À Landivisiau (Finistère), un homme de 47 ans a été retrouvé mort au domicile qu’il partageait. Son colocataire, 48 ans, a été mis en examen et placé en détention provisoire ; une autopsie doit préciser les causes du décès.

Finistère : un homme retrouvé mort à Landivisiau, son colocataire mis en examen
Un homme de 47 ans a été découvert sans vie jeudi 29 janvier dans une maison de Landivisiau, à une quarantaine de kilomètres de Brest. Son colocataire, âgé de 48 ans, a été interpellé, puis mis en examen pour des violences ayant entraîné la mort sans intention de la donner, avant d’être placé en détention provisoire, relate Le Parisien.
Une découverte en début d’après-midi
Jeudi 29 janvier, peu après 13 heures, les secours et les gendarmes sont alertés pour une personne inanimée dans une habitation de Landivisiau (Finistère). Sur place, le corps d’un homme de 47 ans est retrouvé sans vie. Selon les premières constatations médico-légales, des traces et hématomes sont relevés sur la victime.
Le colocataire interpellé sur place
Un homme de 48 ans, qui partageait le logement avec la victime, est interpellé. D’après les éléments communiqués par le procureur de la République de Brest, il s’est accusé d’avoir tué son colocataire dans le contexte d’une altercation. Des témoins ayant donné l’alerte évoquent également des épisodes de violences antérieurs entre les deux hommes.
Une altercation sur fond d’alcool évoquée
Toujours selon le parquet, le suspect a déclaré aux gendarmes que la dispute serait survenue sur fond de consommation d’alcool. Il lui est aussi reproché de ne pas avoir appelé les secours après l’altercation, d’après la même source. En garde à vue, après dégrisement, l’homme a reconnu des violences, tout en contestant avoir voulu donner la mort.

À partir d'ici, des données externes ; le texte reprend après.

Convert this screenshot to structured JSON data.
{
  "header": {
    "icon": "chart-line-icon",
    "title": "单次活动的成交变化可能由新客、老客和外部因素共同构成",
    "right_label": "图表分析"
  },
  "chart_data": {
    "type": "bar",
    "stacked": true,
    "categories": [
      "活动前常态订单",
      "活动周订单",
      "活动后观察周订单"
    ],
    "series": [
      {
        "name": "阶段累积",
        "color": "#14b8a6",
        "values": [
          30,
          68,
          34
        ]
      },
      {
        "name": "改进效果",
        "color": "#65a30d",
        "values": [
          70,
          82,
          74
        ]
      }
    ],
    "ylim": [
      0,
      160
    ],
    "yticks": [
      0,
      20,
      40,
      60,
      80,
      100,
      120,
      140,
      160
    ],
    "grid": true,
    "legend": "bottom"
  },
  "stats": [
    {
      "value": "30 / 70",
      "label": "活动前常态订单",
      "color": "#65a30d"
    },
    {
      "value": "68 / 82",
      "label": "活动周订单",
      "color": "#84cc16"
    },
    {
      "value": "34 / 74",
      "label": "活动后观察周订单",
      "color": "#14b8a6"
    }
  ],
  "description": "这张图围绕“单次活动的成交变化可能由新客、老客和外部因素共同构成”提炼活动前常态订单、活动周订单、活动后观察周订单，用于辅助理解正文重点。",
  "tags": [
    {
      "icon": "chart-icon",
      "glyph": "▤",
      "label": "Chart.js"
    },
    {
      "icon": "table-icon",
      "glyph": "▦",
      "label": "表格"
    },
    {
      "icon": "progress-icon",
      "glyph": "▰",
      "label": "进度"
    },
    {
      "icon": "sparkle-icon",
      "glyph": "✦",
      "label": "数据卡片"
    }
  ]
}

Autopsie attendue pour préciser les causes
Le procureur indique qu’à ce stade, les constats externes ne suffisent pas à expliquer, à eux seuls, les causes du décès. Une autopsie doit être réalisée en début de semaine afin de mieux objectiver les violences et d’éclairer le mécanisme de la mort. Les investigations se poursuivent dans le cadre de l’instruction.
Détention provisoire et qualification pénale
Une information judiciaire a été ouverte pour « violences volontaires ayant entraîné la mort sans l’intention de la donner, sur une victime d’une particulière vulnérabilité », et l’enquête a été confiée à la brigade de recherches de gendarmerie de Plourin-lès-Morlaix. Présenté à un juge d’instruction, le suspect a été mis en examen et placé en détention provisoire. La qualification retenue est passible de vingt ans de réclusion criminelle, rappelle le parquet, et l’homme demeure présumé innocent à ce stade.